The last Cathars held out at Montsegur enduring a 9 month siege and finally succumbed in 1244 when the last them were burned at the foot of the rocky outcrop on which the fortress still stands. Rumour has it that the Holy Grail was smuggled out from here, down the sheer cliffs, in the last days of the siege. Maybe it was in the sense that the Holy Grail could be the spirit that moves people to stand up for their beliefs and for freedom and to stand against corruption. If that is the case, the Grail is still missing, in Ireland at the very least.

It’s a steep climb up to Montsegurbut worth it. All around are the mountains still veined with snow and far below the village. There is nothing left now but the walls. It must have been brutal in the cold weather but on the day we visited it was warm and sunny. Like many of these sites, it held and still holds a fascination for me as does the human psychology that brought such a brutal end to such peaceful people, a psychology that seems doomed to repeat the same story over and over again all over the world right up to the present time. Maybe I visit these sites because I think I will find an answer but there probably is no answer.

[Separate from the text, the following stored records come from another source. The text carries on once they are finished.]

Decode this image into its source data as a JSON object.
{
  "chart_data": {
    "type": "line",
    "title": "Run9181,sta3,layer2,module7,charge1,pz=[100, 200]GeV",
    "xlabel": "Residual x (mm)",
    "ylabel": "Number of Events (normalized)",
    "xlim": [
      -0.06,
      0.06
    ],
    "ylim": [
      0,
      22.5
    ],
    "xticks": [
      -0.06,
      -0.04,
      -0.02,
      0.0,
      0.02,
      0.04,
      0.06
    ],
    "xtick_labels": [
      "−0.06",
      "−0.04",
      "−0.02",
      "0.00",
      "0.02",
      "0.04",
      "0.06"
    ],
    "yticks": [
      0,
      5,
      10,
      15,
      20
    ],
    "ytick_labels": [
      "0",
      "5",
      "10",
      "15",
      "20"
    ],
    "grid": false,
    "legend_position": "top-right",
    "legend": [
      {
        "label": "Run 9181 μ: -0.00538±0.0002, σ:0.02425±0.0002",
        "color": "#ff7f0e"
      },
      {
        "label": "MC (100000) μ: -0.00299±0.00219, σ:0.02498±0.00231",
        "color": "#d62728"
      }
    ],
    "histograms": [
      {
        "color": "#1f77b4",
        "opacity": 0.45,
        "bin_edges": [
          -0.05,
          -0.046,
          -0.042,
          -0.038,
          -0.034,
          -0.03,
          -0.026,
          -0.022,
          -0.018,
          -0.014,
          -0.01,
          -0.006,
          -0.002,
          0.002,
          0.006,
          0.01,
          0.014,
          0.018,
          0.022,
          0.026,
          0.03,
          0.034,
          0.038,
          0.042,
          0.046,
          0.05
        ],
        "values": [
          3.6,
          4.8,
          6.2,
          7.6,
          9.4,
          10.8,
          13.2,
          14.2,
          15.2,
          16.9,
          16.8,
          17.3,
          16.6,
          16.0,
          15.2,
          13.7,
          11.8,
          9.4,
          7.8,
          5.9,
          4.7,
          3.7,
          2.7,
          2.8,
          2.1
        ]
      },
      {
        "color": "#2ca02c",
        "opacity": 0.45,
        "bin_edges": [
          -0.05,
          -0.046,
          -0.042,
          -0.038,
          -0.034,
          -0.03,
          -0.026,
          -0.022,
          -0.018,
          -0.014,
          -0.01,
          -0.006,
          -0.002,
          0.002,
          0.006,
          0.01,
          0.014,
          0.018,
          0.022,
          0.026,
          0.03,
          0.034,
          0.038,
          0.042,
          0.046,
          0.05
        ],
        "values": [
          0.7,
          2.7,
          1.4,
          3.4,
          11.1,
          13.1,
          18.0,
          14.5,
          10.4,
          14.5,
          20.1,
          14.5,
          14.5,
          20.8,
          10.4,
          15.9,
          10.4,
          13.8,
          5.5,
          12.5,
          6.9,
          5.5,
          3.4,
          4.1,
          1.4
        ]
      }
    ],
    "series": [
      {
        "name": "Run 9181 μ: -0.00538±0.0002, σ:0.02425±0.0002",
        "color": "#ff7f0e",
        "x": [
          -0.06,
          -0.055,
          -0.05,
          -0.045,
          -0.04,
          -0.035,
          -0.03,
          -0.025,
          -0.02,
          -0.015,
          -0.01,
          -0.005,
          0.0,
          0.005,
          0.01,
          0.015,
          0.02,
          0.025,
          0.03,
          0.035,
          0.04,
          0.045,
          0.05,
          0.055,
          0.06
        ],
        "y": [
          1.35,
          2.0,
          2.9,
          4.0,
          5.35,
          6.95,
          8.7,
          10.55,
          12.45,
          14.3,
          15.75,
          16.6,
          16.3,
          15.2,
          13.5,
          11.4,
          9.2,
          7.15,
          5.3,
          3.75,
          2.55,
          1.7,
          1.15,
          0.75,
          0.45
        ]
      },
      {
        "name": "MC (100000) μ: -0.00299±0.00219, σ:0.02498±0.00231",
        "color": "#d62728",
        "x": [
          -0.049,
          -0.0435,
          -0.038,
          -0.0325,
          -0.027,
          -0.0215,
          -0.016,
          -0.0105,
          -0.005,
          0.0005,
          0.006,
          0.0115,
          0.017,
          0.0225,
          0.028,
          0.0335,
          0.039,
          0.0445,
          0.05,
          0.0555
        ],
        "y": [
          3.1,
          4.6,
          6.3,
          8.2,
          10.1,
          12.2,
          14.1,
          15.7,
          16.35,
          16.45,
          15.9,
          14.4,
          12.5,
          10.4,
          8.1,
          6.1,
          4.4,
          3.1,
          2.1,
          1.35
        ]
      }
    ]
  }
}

We stopped at Foix on the way back for coffee, another town with another castle. Languedoc is so full of these historical towns and villages. Even the ordinary wee towns are still made up of buildings with ancient wooden cross beams through crumbling plaster, arched arcades and cobbled stone streets rising up to covered market places. Once, the “new” boyfriend came to meet some clients and I spent a few days with him and we travelled through some of these old villages. We wandered around Cordes and I took these photos.



While Carrie and Helen were still in Toulouse, we went to Carcassonne, the famous old walled city of the south. It is quite touristy but it is indeed a sight to see.

Helen and Carrie went back and the boyfriend had gone and I was starting to get sick of hanging around looking for jobs and began to hanker to get home again, to get my own space and to create a more focussed plan for my life-something that , 20 years later, has yet to happen. So I left Toulouse at the end of May and went home to Ireland.

I have always meant to go back to Toulouse. Bea and Charlotte are no longer there, they moved to Normandy where Bea married her soldier boyfriends. I lost contact but saw them again just over ten years ago when they visited Ireland. Charlotte of course was a teenager and we were all strangers. I often think they must miss the south. I know I do. The warm days, the lazy evenings, the good clean wine. Dusty buildings criss-crossed with oak and spiked with random towers, the churches with their gargoyles and ruined arches and dark, cool cloisters. Ancient bull rings still host the cheers of the bullfighting crowd as white blossom drift through old walled villages and the click clack sound of old men playing Boules in the parks and on the streets and all of it laced and stained the history of passionate and bloody people.